The Court then went on to point out that in effect to uphold the claim of jurisdiction with respect to AMI would mean that every Holiday Inn in the United States in which an injury might occur would be subject to in personam jurisdiction in any other State wherein a Holiday Inn is located provided that the injured party had used the Holidex system in the forum State to make his reservation in the State where the injury *1229 occurred. The Court was not willing to extend the Arkansas statute that far.
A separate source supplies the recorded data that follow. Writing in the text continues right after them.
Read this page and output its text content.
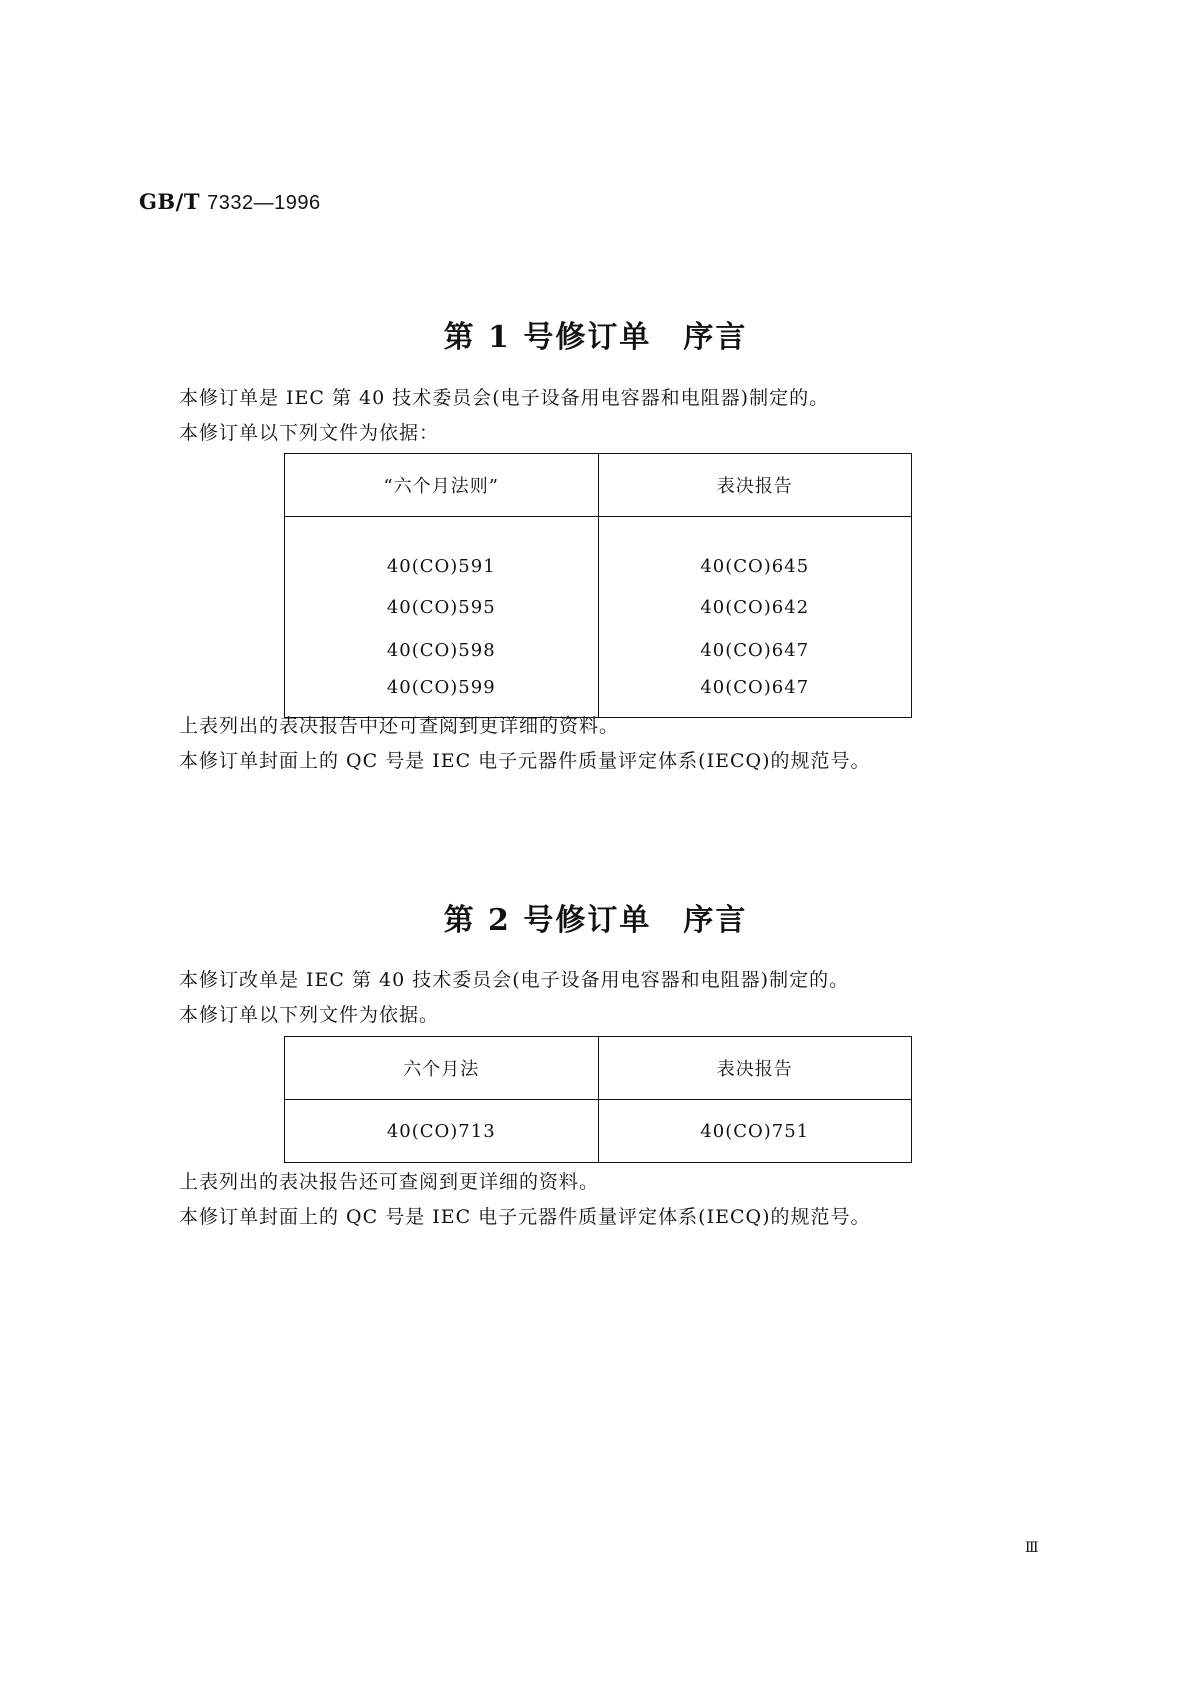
GB/T 7332—1996
第 1 号修订单　序言
本修订单是 IEC 第 40 技术委员会(电子设备用电容器和电阻器)制定的。
本修订单以下列文件为依据：
“六个月法则”	表决报告
40(CO)591	40(CO)645
40(CO)595	40(CO)642
40(CO)598	40(CO)647
40(CO)599	40(CO)647
上表列出的表决报告中还可查阅到更详细的资料。
本修订单封面上的 QC 号是 IEC 电子元器件质量评定体系(IECQ)的规范号。
第 2 号修订单　序言
本修订改单是 IEC 第 40 技术委员会(电子设备用电容器和电阻器)制定的。
本修订单以下列文件为依据。
六个月法	表决报告
40(CO)713	40(CO)751
上表列出的表决报告还可查阅到更详细的资料。
本修订单封面上的 QC 号是 IEC 电子元器件质量评定体系(IECQ)的规范号。
Ⅲ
If the Court was correct in dismissing Krone for lack of in personam jurisdiction, it follows a fortiori that the complaint against Morgen in this case must be dismissed, and it will be so ordered.
 The defendants originally named in the case were Kelley Electric Co. and Goodyear Rubber Co. Morgen Manufacturing Co. was brought into the case by an amendment to the complaint filed about a year after the commencement of the action. Thereafter, the complaint as to Goodyear was dismissed on stipulation of the parties.
 Act 101 of 1963, Ark.Stats.Ann., Cum. Supp., § 27-2501 et seq.
 In that case this Court refused to uphold a claim of jurisdiction based on the statute. The Court of Appeals reversed. Thompson v. Ecological Science Corporation, 8 Cir., 1970, 421 F.2d 467.